Seperti kesepakatan kami diawal, Bang Kalla menepati janjinya untuk menungguku, pria ini menatap datar seolah dia tidak peduli dengan apapun yang ada di dunia ini, tanpa sungkan aku meraih tangannya, menggandengnya keluar melewati kerumunan tamu.

"Apa yang Mbak Aira katakan tadi diatas pelaminan?"

Aku kira Bang Kalla tidak memperhatikan karena hanya sepersekian detik saja aku berbisik ke telinga mantan istrinya, rupanya pria ini melihatnya juga.

"Ceileeeh, yang ngelihatin mantan...."

Godaku kepadanya, namun pria di sebelahku ini bergeming. "Bukan melihat Mantan, tapi memperhatikan Mbak Aira dan Ibu untuk memastikan kalian baik-baik saja, saya sudah berjanji bukan untuk mengawasi kalian meski tidak naik ke atas."

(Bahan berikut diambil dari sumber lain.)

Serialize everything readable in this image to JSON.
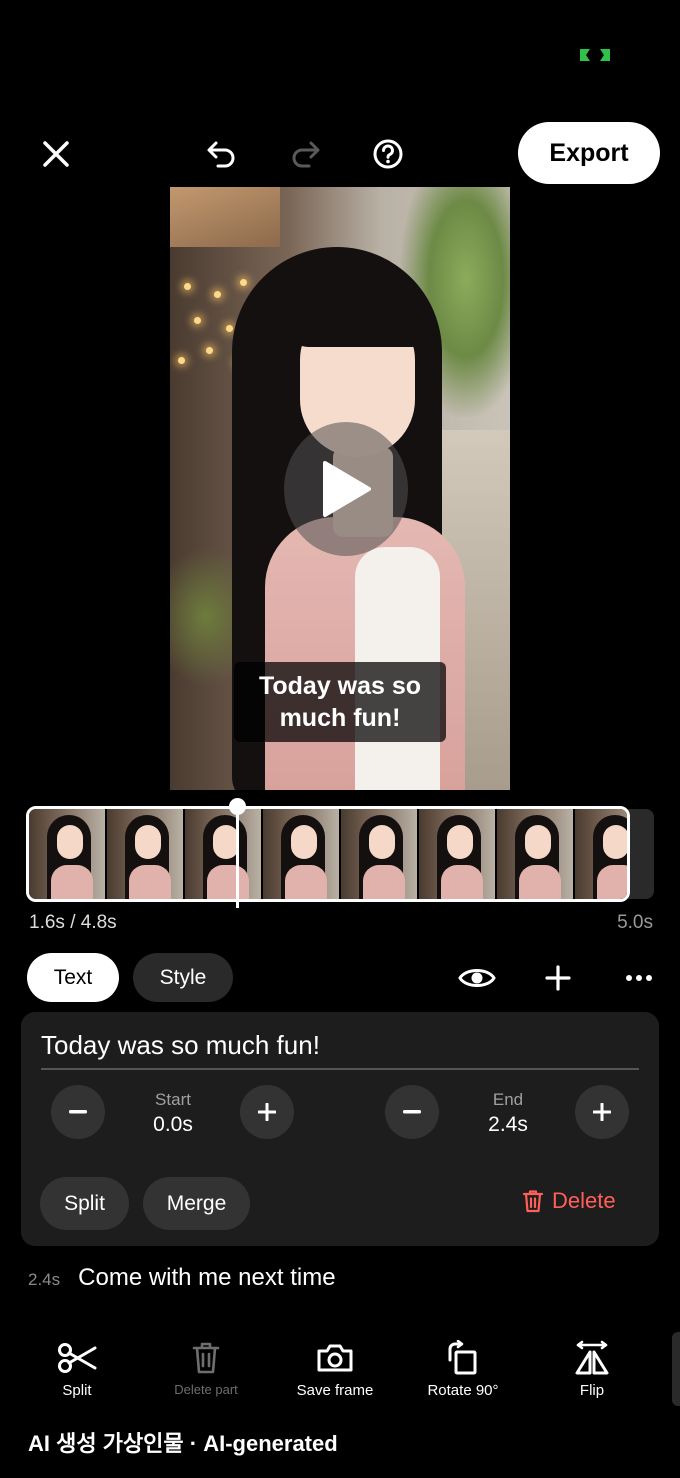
{
  "status": {
    "indicator_icon": "connection-indicator-icon",
    "indicator_color": "#2ec24a"
  },
  "header": {
    "close_icon": "close-icon",
    "undo_icon": "undo-icon",
    "redo_icon": "redo-icon",
    "help_icon": "help-icon",
    "export_label": "Export"
  },
  "preview": {
    "play_icon": "play-icon",
    "caption_overlay": "Today was so much fun!"
  },
  "timeline": {
    "current_time": "1.6s / 4.8s",
    "total_time": "5.0s",
    "playhead_progress": 0.33
  },
  "tabs": [
    {
      "label": "Text",
      "active": true
    },
    {
      "label": "Style",
      "active": false
    }
  ],
  "toolbar_icons": [
    "eye-icon",
    "plus-icon",
    "more-icon"
  ],
  "caption_editor": {
    "text": "Today was so much fun!",
    "start_label": "Start",
    "start_value": "0.0s",
    "end_label": "End",
    "end_value": "2.4s",
    "split_label": "Split",
    "merge_label": "Merge",
    "delete_label": "Delete",
    "delete_color": "#ff5f5a"
  },
  "next_caption": {
    "time": "2.4s",
    "text": "Come with me next time"
  },
  "bottom_tools": [
    {
      "label": "Split",
      "icon": "scissors-icon",
      "enabled": true
    },
    {
      "label": "Delete part",
      "icon": "trash-icon",
      "enabled": false
    },
    {
      "label": "Save frame",
      "icon": "camera-icon",
      "enabled": true
    },
    {
      "label": "Rotate 90°",
      "icon": "rotate-icon",
      "enabled": true
    },
    {
      "label": "Flip",
      "icon": "flip-icon",
      "enabled": true
    }
  ],
  "watermark": "AI 생성 가상인물 · AI-generated"
}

Aku mengangguk, tidak mendebatnya lagi, memilih untuk mempercayai apa yang dia katakan. "Soal yang aku omongin diatas tadi, sepele sih Bang, aku cuma ngucapin terimakasih karena Mbak Salma lepasin kamu, soalnya cowok ganteng spek ngemong di dunia ini makin langka, untung ditambahin sama dia jadinya bertambah satu. Kalau dudanya modelan kayak Abang, bisalah kita bicarakan."

Dalam hidup seorang Wibawa nggak ada ya namanya jaim-jaiman, kalau suka ngomong, kalau kagum ungkapin! Dikatain Cegil itu urusan belakangan.